A Câmara Municipal de Várzea Grande apresentou agravo interno ao Supremo Tribunal Federal para tentar reverter a anulação da eleição da Mesa Diretora. A disputa envolve a votação de 14 de maio, que reconduziu Wanderley Cerqueira (MDB) à presidência da Casa por apenas um voto de diferença.
A decisão contestada foi tomada no mês passado pelo ministro Dias Toffoli, que anulou o resultado. O caso ganhou força após questionamentos judiciais apresentados pela oposição antes da votação, em movimento que também mira o comando político do Legislativo municipal.

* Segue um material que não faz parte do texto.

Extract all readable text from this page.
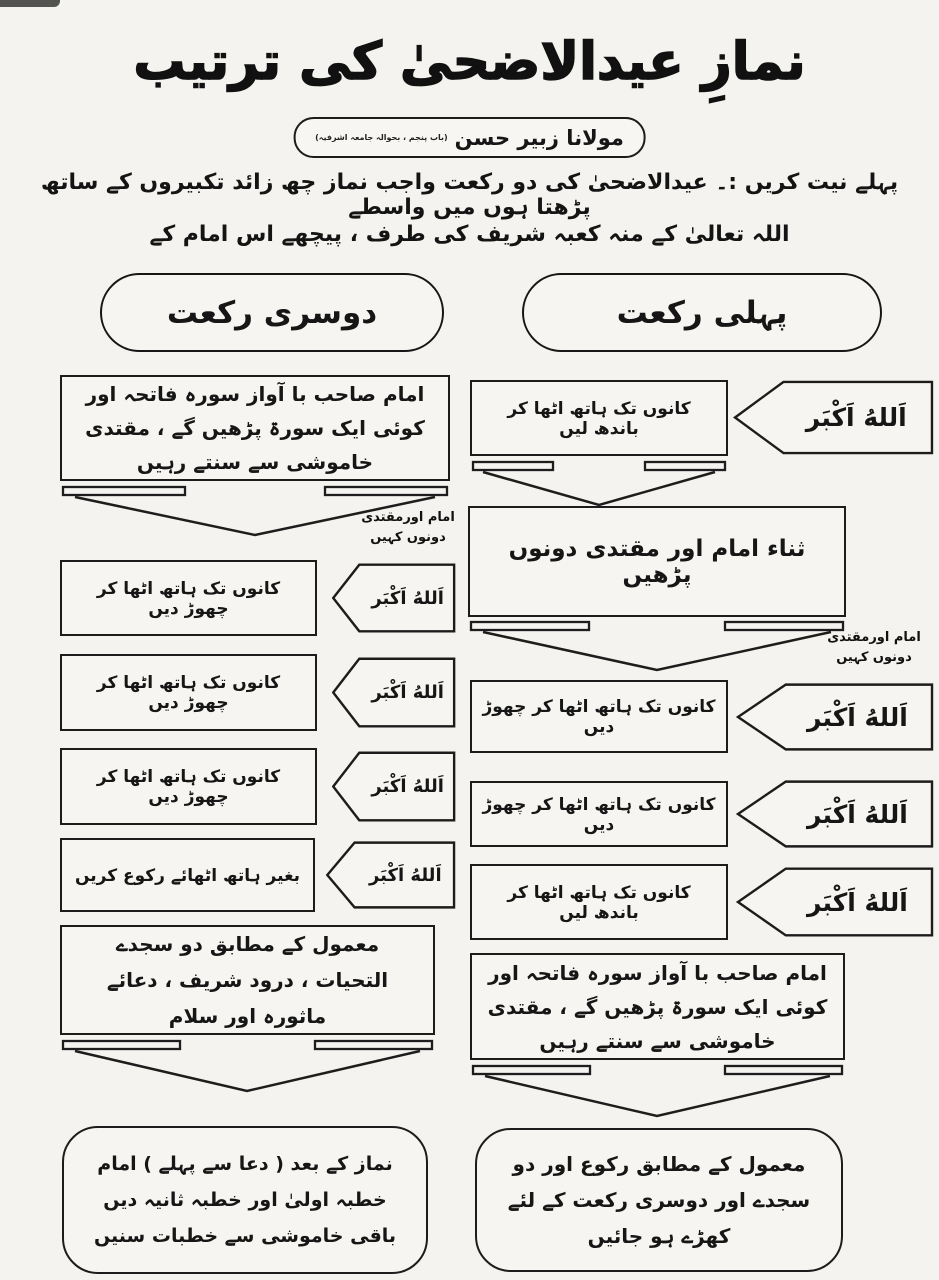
نمازِ عیدالاضحیٰ کی ترتیب
مولانا زبیر حسن
(باب پنجم ، بحوالہ جامعہ اشرفیہ)
پہلے نیت کریں :۔ عیدالاضحیٰ کی دو رکعت واجب نماز چھ زائد تکبیروں کے ساتھ پڑھتا ہوں میں واسطے
اللہ تعالیٰ کے منہ کعبہ شریف کی طرف ، پیچھے اس امام کے
پہلی رکعت
دوسری رکعت
کانوں تک ہاتھ اٹھا کر باندھ لیں	اَللهُ اَکْبَر
ثناء امام اور مقتدی دونوں پڑھیں
امام اورمقتدی
دونوں کہیں
کانوں تک ہاتھ اٹھا کر چھوڑ دیں	اَللهُ اَکْبَر
کانوں تک ہاتھ اٹھا کر چھوڑ دیں	اَللهُ اَکْبَر
کانوں تک ہاتھ اٹھا کر باندھ لیں	اَللهُ اَکْبَر
امام صاحب با آواز سورہ فاتحہ اور کوئی ایک سورۃ پڑھیں گے ، مقتدی خاموشی سے سنتے رہیں
معمول کے مطابق رکوع اور دو سجدے اور دوسری رکعت کے لئے کھڑے ہو جائیں
امام صاحب با آواز سورہ فاتحہ اور کوئی ایک سورۃ پڑھیں گے ، مقتدی خاموشی سے سنتے رہیں
امام اورمقتدی
دونوں کہیں
کانوں تک ہاتھ اٹھا کر چھوڑ دیں	اَللهُ اَکْبَر
کانوں تک ہاتھ اٹھا کر چھوڑ دیں	اَللهُ اَکْبَر
کانوں تک ہاتھ اٹھا کر چھوڑ دیں	اَللهُ اَکْبَر
بغیر ہاتھ اٹھائے رکوع کریں	اَللهُ اَکْبَر
معمول کے مطابق دو سجدے
التحیات ، درود شریف ، دعائے ماثورہ اور سلام
نماز کے بعد ( دعا سے پہلے ) امام خطبہ اولیٰ اور خطبہ ثانیہ دیں باقی خاموشی سے خطبات سنیں
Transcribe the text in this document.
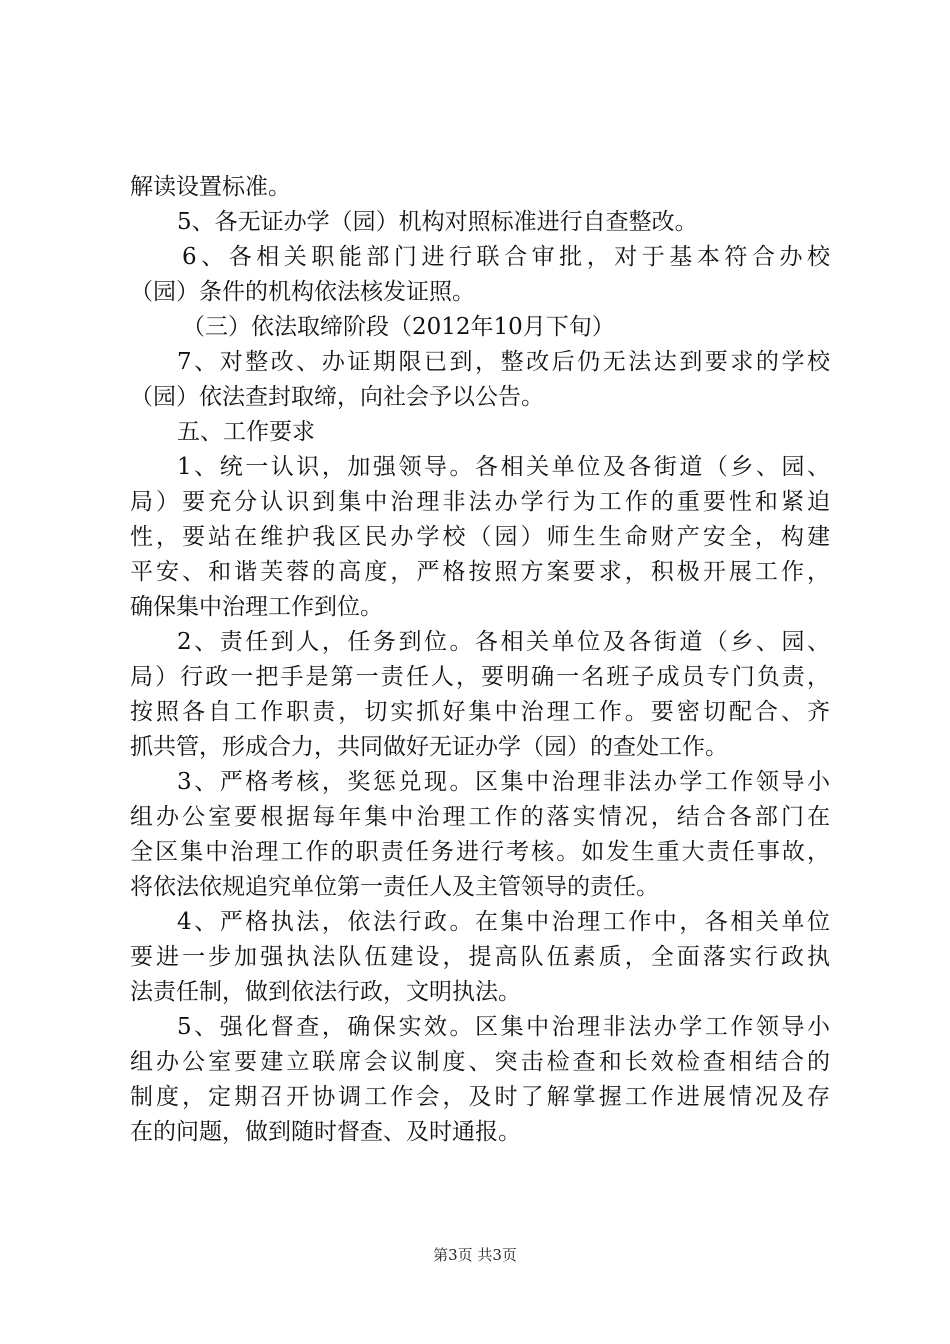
解读设置标准。
5、各无证办学（园）机构对照标准进行自查整改。
6、各相关职能部门进行联合审批，对于基本符合办校
（园）条件的机构依法核发证照。
（三）依法取缔阶段（2012年10月下旬）
7、对整改、办证期限已到，整改后仍无法达到要求的学校
（园）依法查封取缔，向社会予以公告。
五、工作要求
1、统一认识，加强领导。各相关单位及各街道（乡、园、
局）要充分认识到集中治理非法办学行为工作的重要性和紧迫
性，要站在维护我区民办学校（园）师生生命财产安全，构建
平安、和谐芙蓉的高度，严格按照方案要求，积极开展工作，
确保集中治理工作到位。
2、责任到人，任务到位。各相关单位及各街道（乡、园、
局）行政一把手是第一责任人，要明确一名班子成员专门负责，
按照各自工作职责，切实抓好集中治理工作。要密切配合、齐
抓共管，形成合力，共同做好无证办学（园）的查处工作。
3、严格考核，奖惩兑现。区集中治理非法办学工作领导小
组办公室要根据每年集中治理工作的落实情况，结合各部门在
全区集中治理工作的职责任务进行考核。如发生重大责任事故，
将依法依规追究单位第一责任人及主管领导的责任。
4、严格执法，依法行政。在集中治理工作中，各相关单位
要进一步加强执法队伍建设，提高队伍素质，全面落实行政执
法责任制，做到依法行政，文明执法。
5、强化督查，确保实效。区集中治理非法办学工作领导小
组办公室要建立联席会议制度、突击检查和长效检查相结合的
制度，定期召开协调工作会，及时了解掌握工作进展情况及存
在的问题，做到随时督查、及时通报。
第3页 共3页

O grupo contrário a Wanderley já havia acionado a Justiça na véspera da eleição e conseguiu uma decisão favorável em primeira instância. Depois, a segunda instância derrubou esse entendimento e manteve a realização do pleito, o que preservou, naquele momento, o resultado das urnas internas da Câmara.
Agora, a Câmara sustenta no STF que a reclamação foi usada de forma inadequada e cedo demais. No recurso, a Casa afirma que ainda não havia pronunciamento definitivo sobre o ponto constitucional central quando a medida foi apresentada.
O documento também argumenta que a reclamação contra ato administrativo só seria cabível em caso de afronta a súmula vinculante, hipótese que, segundo a Procuradoria-Geral, não ocorreu. Na prática, a disputa mantém indefinida a composição da direção da Câmara e prolonga a tensão política em Várzea Grande.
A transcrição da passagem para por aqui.